Calling trafficking what it is
The Word can help combat human trafficking.
(iStock)
- Authors
- Name
- Peter Stockland
- The Catholic Register
In the 1980s, we didn’t even know enough to call it human trafficking.
I was a young reporter then, working an evening shift in the newsroom of a Western Canadian paper. A call came in about a missing teenaged girl, and I dutifully spoke with the family and wrote a short story that would function as a kind of prototype Amber Alert, i.e., “Be on the lookout for…”.
The next day, I got a call back from the family. The girl had been located. She was safe. Everything was fine. She was in Los Angeles. Everything was fine. She’d been picked up by police. Everything was fine. No. Not fine.
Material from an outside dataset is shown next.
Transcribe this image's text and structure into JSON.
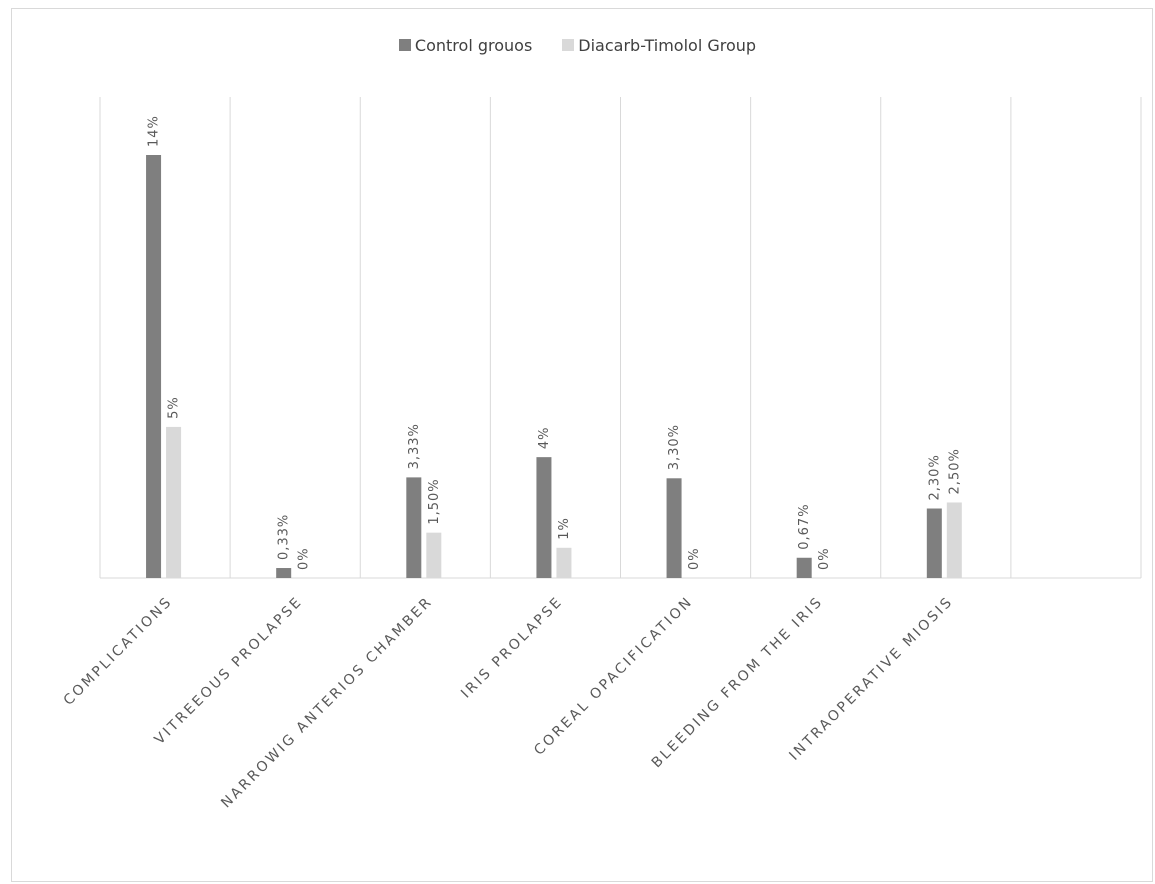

I started calling every LA police station I could get a number for, and finally tracked her down. She’d been found in a motel and arrested for prostitution, a desk officer told me.
“Prostitution? Is she being charged?” I asked.
“Charged?” he said. “She’s sitting here drawing a picture of Snoopy. She’s a kid. We’re not going to charge her. We just want to get her home.”
I called a contact in child protective services who, faster than you could say caring bureaucrat, arranged her safe return. Except it was anything but safe. I discovered she’d been taken south by an ex-boyfriend of the mother and told they would “live together on an island.”
It got worse. Mom had routinely used daughter as boyfriend bait. Barely into puberty, she was used to “taking showers” with the men who came and went from the house.
Over the career decades since, I’ve written tens of thousands of articles of all kinds. Not one has stayed with me as that one has. I still remember vividly the combination of psychological electric shock and bewildered disbelief at the story as it tumbled out. I remember exactly where I was sitting when she told me what had happened to her. Remember, we didn’t even know at the time what to call it.
Now we do. Now, as Quinton Amundson and others on The Register team have done exceptional work making clear in this special issue, the problem is dispelling an enduring myth. It’s the belief that human trafficking is an evil predation crossing our borders from outside that involves kidnap plots and forcible confinement.
No. Not at all. As voice after voice in these stories articulates in different ways, the vast majority of trafficked humans are victimized by people they know. Human trafficking might occur on a global scale, but we need to comprehend it as local in operation. It unquestionably constitutes physical violation. Its worst devastation, however, can be psychological and spiritual through manipulation and then evisceration of trust, of belief, of faith in the world.
That’s why one thing this special section showcases is the role of the Church, and the Church’s lay organizations in both combatting human trafficking and offering openings for spiritual renewal to the victims. The Church is very much in the world of trafficked humanity by raising awareness and by active rescue from its perniciousness.
It’s The Register’s hope that this special section might serve as a calling to both. Now that we know exactly what to call human trafficking, we can engage the Word to defeat it.